Cass. civ. n. 326/2025
Il regime di cui agli artt. 2290 e 2300 cod. civ., secondo cui il socio di una società in nome collettivo che cede la propria quota risponde, nei confronti dei terzi, delle obbligazioni sociali sorte fino al momento in cui la cessione sia stata iscritta nel registro delle imprese o fino al momento anteriore in cui il terzo sia venuto a conoscenza della cessione, è di generale applicazione anche nei confronti delle obbligazioni fiscali, assumendo l'Amministrazione finanziaria la posizione di soggetto terzo rispetto al rapporto sociale ed all'atto di cessione delle quote sociali.
Cass. civ. n. 2812/2002
In tema di Irpef e con riguardo ai redditi prodotti in forma associata, qualora l'amministratore di società in nome collettivo non provveda tempestivamente alla richiesta di iscrizione nel registro delle imprese (ai sensi degli artt. 2295 e 2300 c.c.) della modificazione dell'atto costitutivo rappresentata dal recesso del socio dalla società, e quest'ultimo non comunichi il recesso all'amministrazione finanziaria, il socio medesimo non può opporre ai fini dell'applicazione dell'Irpef sul suo reddito di partecipazione il recesso non iscritto e non comunicato, poiché egli ha il potere di sostituire all'amministratore inerte e, in ogni caso, è gravato, medio tempore, dell'onere di comunicare all'amministrazione l'intervenuto recesso.
Cass. civ. n. 2/1970
In tema di società in nome collettivo, fra i «terzi» ai quali – a norma dell'art. 2300 c.c. – non è opponibile la modificazione dell'atto costitutivo non iscritta nel registro delle imprese, sono da ricomprendersi, oltre ai creditori sociali, anche quelli particolari del socio qualora essi, esercitando la facoltà di cui all'art. 2270 c.c., abbiano acquistato diritti, mediante sequestro o pignoramento, anteriormente all'iscrizione della modificazione dell'atto costitutivo.
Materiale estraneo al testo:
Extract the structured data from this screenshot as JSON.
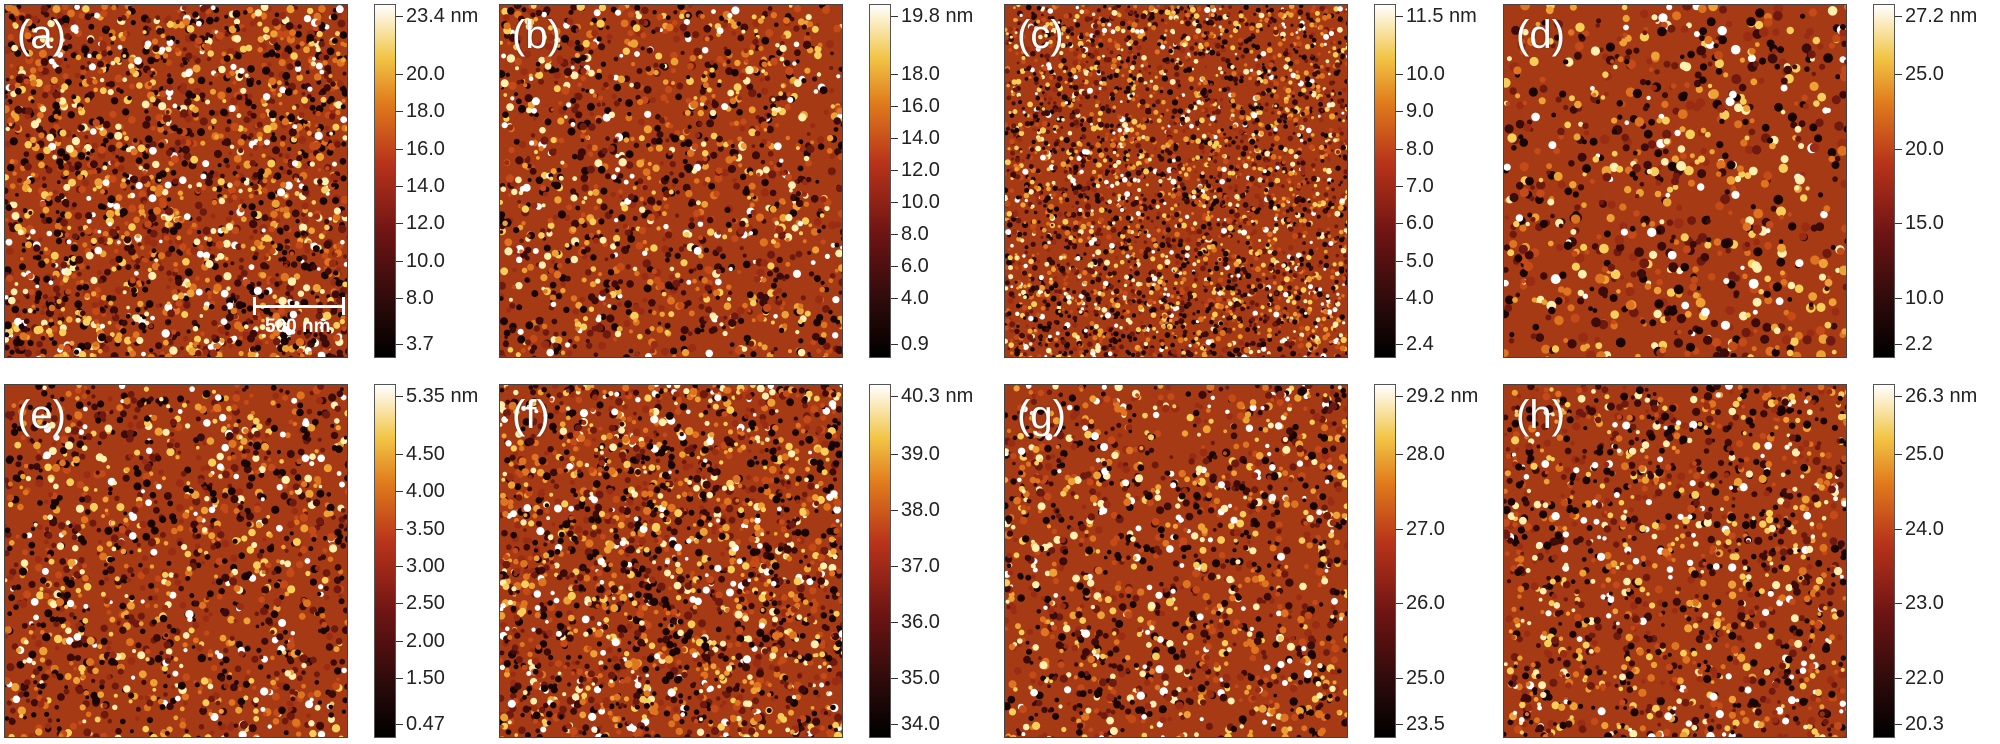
{
  "panels": [
    {
      "id": "a",
      "label": "(a)",
      "max_label": "23.4 nm",
      "min_label": "3.7",
      "ticks": [
        "20.0",
        "18.0",
        "16.0",
        "14.0",
        "12.0",
        "10.0",
        "8.0"
      ],
      "density": "high",
      "scale_bar": "500 nm"
    },
    {
      "id": "b",
      "label": "(b)",
      "max_label": "19.8 nm",
      "min_label": "0.9",
      "ticks": [
        "18.0",
        "16.0",
        "14.0",
        "12.0",
        "10.0",
        "8.0",
        "6.0",
        "4.0"
      ],
      "density": "medium"
    },
    {
      "id": "c",
      "label": "(c)",
      "max_label": "11.5 nm",
      "min_label": "2.4",
      "ticks": [
        "10.0",
        "9.0",
        "8.0",
        "7.0",
        "6.0",
        "5.0",
        "4.0"
      ],
      "density": "veryhigh"
    },
    {
      "id": "d",
      "label": "(d)",
      "max_label": "27.2 nm",
      "min_label": "2.2",
      "ticks": [
        "25.0",
        "20.0",
        "15.0",
        "10.0"
      ],
      "density": "low"
    },
    {
      "id": "e",
      "label": "(e)",
      "max_label": "5.35 nm",
      "min_label": "0.47",
      "ticks": [
        "4.50",
        "4.00",
        "3.50",
        "3.00",
        "2.50",
        "2.00",
        "1.50"
      ],
      "density": "medium"
    },
    {
      "id": "f",
      "label": "(f)",
      "max_label": "40.3 nm",
      "min_label": "34.0",
      "ticks": [
        "39.0",
        "38.0",
        "37.0",
        "36.0",
        "35.0"
      ],
      "density": "high"
    },
    {
      "id": "g",
      "label": "(g)",
      "max_label": "29.2 nm",
      "min_label": "23.5",
      "ticks": [
        "28.0",
        "27.0",
        "26.0",
        "25.0"
      ],
      "density": "medium"
    },
    {
      "id": "h",
      "label": "(h)",
      "max_label": "26.3 nm",
      "min_label": "20.3",
      "ticks": [
        "25.0",
        "24.0",
        "23.0",
        "22.0"
      ],
      "density": "medium"
    }
  ],
  "colors": {
    "low": "#000000",
    "mid": "#b8331a",
    "high": "#ffffff",
    "base": "#a63a14"
  }
}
Pertanto lo scioglimento del rapporto sociale relativamente ad un socio, con contemporanea liquidazione e corresponsione della quota, fino a quando non sia iscritto nel registro predetto, è inopponibile a chi, essendo creditore particolare del socio, a norma dell'art. 2270 c.c. abbia agito per il sequestro conservativo degli utili spettanti al socio stesso e della quota sociale. Tale inopponibilità, peraltro, non pregiudica la validità e l'efficacia – nei confronti della società e dei soci – del diritto del socio recedente a conseguire la liquidazione della parte degli utili e della quota spettantigli.